Kavşağın bir tarafında genç bir bayanın, diğer tarafında kolundan tutturduğu bir erkek çocukla orta yaşlı bir bayanın hareketleri dikkatimi çekti. Taşıtlar için kırmızı ışık yanınca bayanlar hemen taşıt araçlarının önüne atılıyor ve kendilerince yapılması gereken hareketleri yaparak sürücülerden para koparmaya çalışıyor.
Derken on iki on üç yaşlarında bir kız çocuğu geldi, o da kavşağın üçüncü cephesine yerleşip diğerlerine göre biraz acemice dilenmeye başladı. Bazı sürücülerin tacize varan tavırlarına aldırış etmeden.
Hani biz Müslüman toplumuz ya, Allah rızası denilince akan sular durur ya, sürücülerin birisi vermezse birisi mutlaka bir miktar para uzatıyor. Kendince mübarek gün hatırına Allah rızası için yardımda bulunmuş oluyor.
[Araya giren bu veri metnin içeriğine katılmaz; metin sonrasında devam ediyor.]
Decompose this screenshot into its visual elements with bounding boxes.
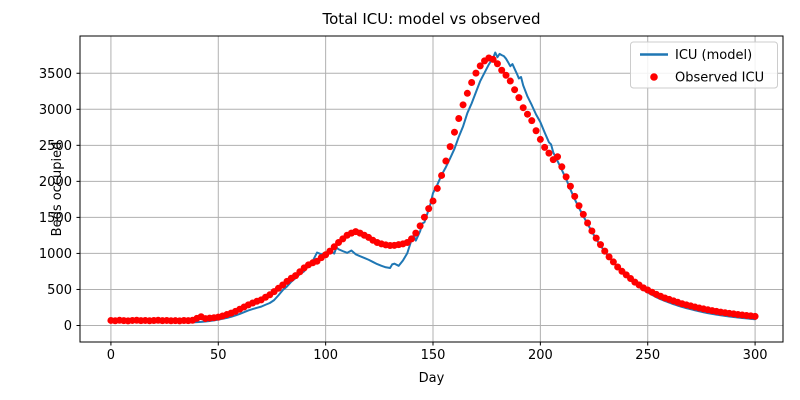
- observed-point: [450, 128, 458, 136]
- observed-point: [468, 78, 476, 86]
- observed-point: [472, 69, 480, 77]
- observed-point: [554, 153, 562, 161]
- observed-point: [541, 143, 549, 151]
- x-tick-label: 200: [528, 348, 553, 363]
- observed-point: [416, 222, 424, 230]
- observed-point: [433, 184, 441, 192]
- y-tick-label: 2500: [39, 139, 72, 154]
- observed-point: [493, 60, 501, 68]
- observed-point: [511, 86, 519, 94]
- observed-point: [326, 247, 334, 255]
- observed-point: [558, 163, 566, 171]
- observed-point: [571, 192, 579, 200]
- y-tick-label: 3000: [39, 103, 72, 118]
- y-tick-label: 0: [64, 319, 72, 334]
- observed-point: [592, 234, 600, 242]
- observed-point: [614, 263, 622, 271]
- observed-point: [575, 202, 583, 210]
- legend-observed-dot-swatch: [650, 73, 658, 81]
- observed-point: [536, 135, 544, 143]
- observed-point: [425, 205, 433, 213]
- observed-point: [596, 241, 604, 249]
- legend: ICU (model) Observed ICU: [630, 41, 778, 89]
- observed-point: [502, 71, 510, 79]
- observed-point: [545, 149, 553, 157]
- observed-point: [519, 104, 527, 112]
- observed-point: [566, 182, 574, 190]
- y-tick-label: 3500: [39, 67, 72, 82]
- observed-point: [438, 171, 446, 179]
- observed-point: [605, 253, 613, 261]
- legend-label-observed: Observed ICU: [675, 71, 764, 86]
- observed-point: [532, 127, 540, 135]
- observed-point: [420, 213, 428, 221]
- observed-point: [498, 66, 506, 74]
- x-tick-label: 50: [210, 348, 227, 363]
- observed-point: [489, 55, 497, 63]
- observed-point: [330, 243, 338, 251]
- observed-point: [609, 258, 617, 266]
- x-tick-label: 100: [313, 348, 338, 363]
- y-tick-label: 1000: [39, 247, 72, 262]
- y-tick-label: 2000: [39, 175, 72, 190]
- axes-frame: [79, 35, 784, 343]
- observed-point: [459, 101, 467, 109]
- observed-point: [442, 157, 450, 165]
- x-axis-label: Day: [419, 371, 445, 386]
- observed-point: [528, 117, 536, 125]
- observed-point: [751, 312, 759, 320]
- observed-point: [455, 115, 463, 123]
- x-tick-label: 0: [107, 348, 115, 363]
- observed-point: [584, 219, 592, 227]
- y-axis-label: Beds occupied: [50, 142, 65, 237]
- observed-point: [476, 62, 484, 70]
- legend-label-model: ICU (model): [675, 48, 752, 63]
- observed-point: [408, 235, 416, 243]
- observed-point: [446, 143, 454, 151]
- observed-point: [523, 110, 531, 118]
- x-tick-label: 150: [421, 348, 446, 363]
- observed-point: [601, 247, 609, 255]
- series-layer: [107, 51, 759, 325]
- observed-point: [515, 94, 523, 102]
- observed-point: [506, 77, 514, 85]
- observed-point: [579, 210, 587, 218]
- x-tick-label: 300: [743, 348, 768, 363]
- observed-point: [412, 229, 420, 237]
- observed-point: [429, 197, 437, 205]
- y-tick-label: 1500: [39, 211, 72, 226]
- y-tick-label: 500: [47, 283, 72, 298]
- observed-point: [562, 173, 570, 181]
- observed-point: [588, 227, 596, 235]
- chart-title: Total ICU: model vs observed: [322, 10, 541, 28]
- axes-layer: 0 50 100 150 200 250 3000500100015002000250030…: [39, 35, 784, 363]
- x-tick-label: 250: [635, 348, 660, 363]
- observed-point: [463, 89, 471, 97]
İnsanların sırtından geçinen, insanların manevi duygularını sömürü aracı olarak kullanan asalakların yaşamasına yardımcı olduklarının farkında bile değiller anlaşılan. Hele orta yaşlı bayana bakıldığı zaman ömründe kursağından alın teri geçmemiş gibi. Yemiş yemiş de s…mamış cinsinden.
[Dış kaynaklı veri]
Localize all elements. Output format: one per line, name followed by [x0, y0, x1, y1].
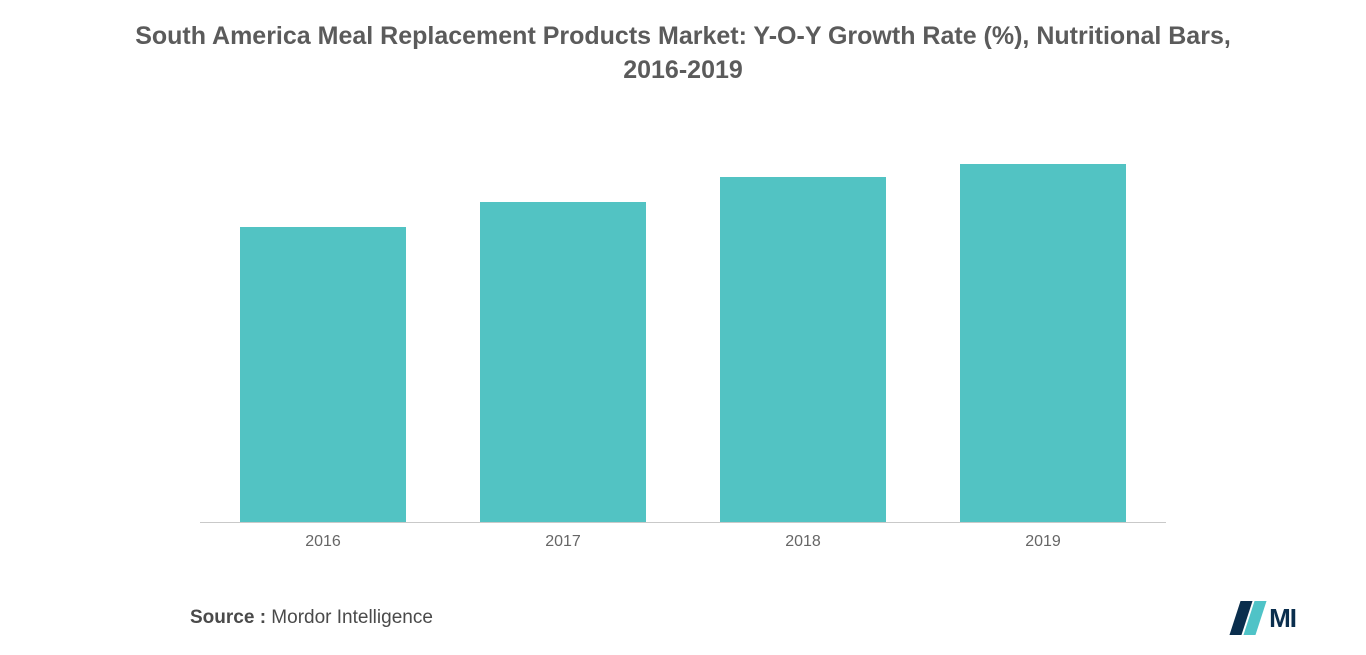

Derken on dört on beş yaşlarında spor giyimli bir delikanlı bayanları toplayıp parkta bir tur attırdıktan sonra aynı noktalara tekrar yönlendirdi. Anlaşılan hepsi bir ailenin bireyleriydi.
O sırada yanıma yaşı yetmişi aşmış bir nine geldi. ‘Oğul buralarda polis bulunmaz mı hiç?’ diyerek. Hanımların dilenmesi onun da dikkatini çekmiş olmalı ki; yanıma oturdu: ‘Şunlara bak oğul hiç utanma arlanma yok, şimdi birisine kaza yaptıracaklar. Bunları polis görmüyor mu’ dedi.
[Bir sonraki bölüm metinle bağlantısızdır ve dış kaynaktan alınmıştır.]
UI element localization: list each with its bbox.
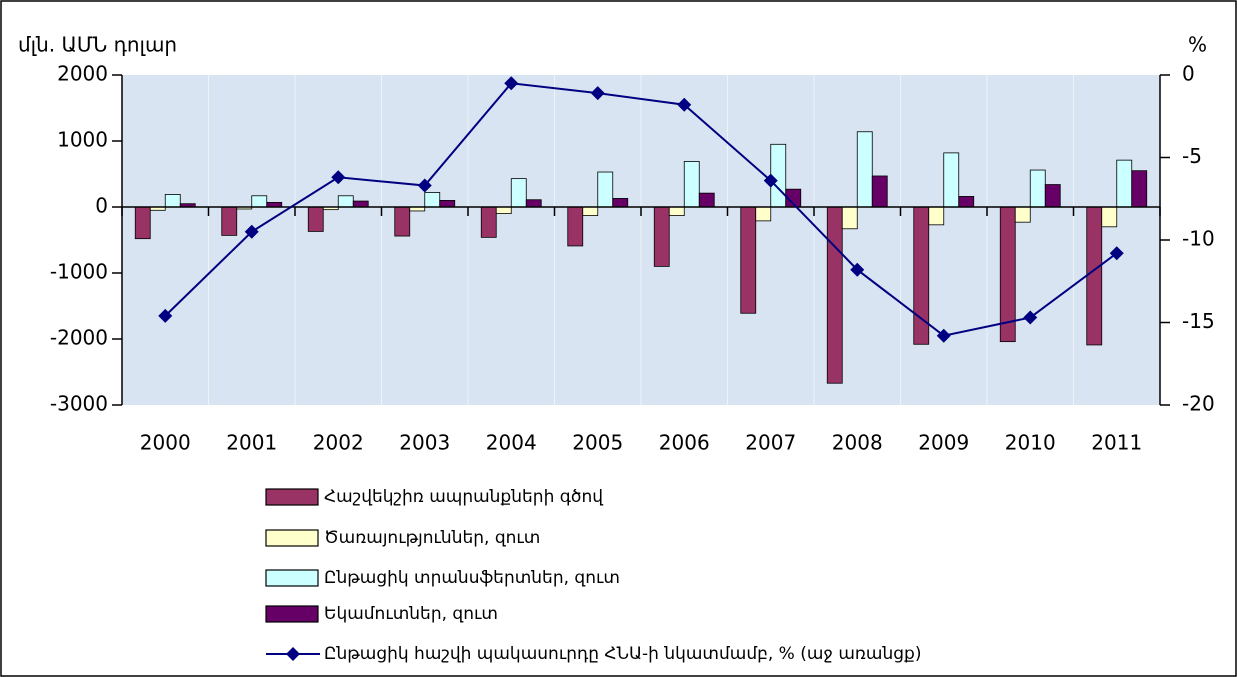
x-tick-label: 2007 [745, 431, 796, 455]
y-tick-label: -1000 [50, 260, 108, 284]
bar [337, 195, 354, 208]
bar [1116, 159, 1133, 208]
y-tick-label: 0 [95, 194, 108, 218]
bar [525, 199, 542, 208]
y-tick-label: 2000 [57, 62, 108, 86]
bar [653, 206, 670, 267]
bar [1101, 206, 1118, 228]
bar [1014, 206, 1031, 223]
bar [943, 152, 960, 208]
bar [856, 131, 873, 208]
legend-label: Ընթացիկ տրանսֆերտներ, զուտ [324, 568, 620, 588]
legend-label: Հաշվեկշիռ ապրանքների գծով [324, 487, 603, 507]
bar [251, 195, 268, 208]
bar [164, 194, 181, 208]
bar [1086, 206, 1103, 346]
bar [698, 192, 715, 208]
bar [597, 171, 614, 208]
bar [424, 192, 441, 208]
line-marker [763, 173, 778, 188]
line-marker [504, 76, 519, 91]
legend-swatch [265, 569, 319, 587]
bar [683, 161, 700, 208]
y2-tick-label: -20 [1182, 392, 1215, 416]
legend-swatch [265, 488, 319, 506]
y-tick-label: 1000 [57, 128, 108, 152]
bar [510, 178, 527, 208]
bar [668, 206, 685, 216]
x-tick-label: 2003 [399, 431, 450, 455]
x-tick-label: 2005 [572, 431, 623, 455]
bar [958, 196, 975, 208]
bar [755, 206, 772, 222]
line-marker [677, 97, 692, 112]
bar [439, 199, 456, 208]
bar [928, 206, 945, 226]
bar [307, 206, 324, 232]
line-marker [417, 178, 432, 193]
line-marker [158, 308, 173, 323]
y2-tick-label: -5 [1182, 144, 1202, 168]
bar [740, 206, 757, 314]
legend-label: Ընթացիկ հաշվի պակասուրդը ՀՆԱ-ի նկատմամբ,… [324, 644, 921, 664]
line-marker [850, 262, 865, 277]
x-tick-label: 2010 [1005, 431, 1056, 455]
bar [221, 206, 238, 236]
bar [1029, 169, 1046, 208]
legend-swatch [265, 529, 319, 547]
y-tick-label: -3000 [50, 392, 108, 416]
bar [1044, 184, 1061, 208]
y2-axis-label: % [1188, 33, 1207, 57]
y2-tick-label: 0 [1182, 62, 1195, 86]
bar [134, 206, 151, 240]
bar [394, 206, 411, 237]
x-tick-label: 2006 [659, 431, 710, 455]
legend-label: Ծառայություններ, զուտ [324, 528, 540, 548]
line [164, 82, 1118, 337]
line-marker [331, 170, 346, 185]
bar [871, 175, 888, 208]
x-tick-label: 2011 [1091, 431, 1142, 455]
bar [826, 206, 843, 384]
bar [770, 143, 787, 208]
legend-label: Եկամուտներ, զուտ [324, 604, 498, 624]
y2-tick-label: -10 [1182, 227, 1215, 251]
x-tick-label: 2001 [226, 431, 277, 455]
bar [480, 206, 497, 238]
line-marker [1023, 310, 1038, 325]
y-tick-label: -2000 [50, 326, 108, 350]
bar [567, 206, 584, 247]
line-marker [244, 224, 259, 239]
bar [1131, 170, 1148, 208]
y-axis-label: մլն. ԱՄՆ դոլար [18, 33, 177, 57]
bar [352, 200, 369, 208]
bar [495, 206, 512, 214]
x-tick-label: 2000 [140, 431, 191, 455]
x-tick-label: 2004 [486, 431, 537, 455]
x-tick-label: 2002 [313, 431, 364, 455]
line-marker [936, 328, 951, 343]
bar [841, 206, 858, 230]
x-tick-label: 2008 [832, 431, 883, 455]
line-marker [1109, 246, 1124, 261]
legend-swatch [265, 605, 319, 623]
bar [612, 198, 629, 208]
x-tick-label: 2009 [918, 431, 969, 455]
bar [582, 206, 599, 216]
legend-marker [286, 647, 300, 661]
y2-tick-label: -15 [1182, 309, 1215, 333]
line-marker [590, 86, 605, 101]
‘Yok teyze polis görmez bunları’ dedim. ‘Hem görse ne yapacak, çözüm mü bulacak.’
Teyze ile sohbetimiz biraz ısındı. Anlattığına göre Menderes zamanından önce Amasya’dan göç edip yerleşmişler. Yapı Kredi Bankasında yirmi dört yıl işçi olarak çalışıp emekli olmuş. Benimde emekli olmaya çalıştığımı öğrenince: ‘Allah güle güle yedirsin oğul, zaman eski zaman değil; Erbakan’ın verdiği zamla kaldık.’ Dilencileri göstererek: ‘Şunlara bak, bir günde kazandıklarını ben iki üç ayda alıyorum.’ Dedi. Ve siyasetin nabzını tutan bir bilgelikle Demirel’den başlayıp mevcut hükümetten çıkarak ekledi: ‘Oğul, devlet devlet değil millet millet değil…’
Vaktin daraldığını belirterek kalktı nine.
Emeklisinin iki üç aylığı dilencinin günlük kazancı kadar olan devlet, dilenciye bir günde bir emeklinin iki üç aylığı kadar para veren millet.
Sen haklısın teyze ama seni duyan, seni anlayan, anlamaya çalışan yok. İçi yenilmiş kesekâğıdı gibi fırlatılıp atıldığının bilincinde olan kaç hükümet geldi geçti.
Bu dünya yalan imiş pul kadardır ederi,
Sonsuz olan nimeti sultanlara taç değil.
Emeğe saygı gerek kutsaldır alın teri,
Emeklisi aç amma dilencisi aç değil.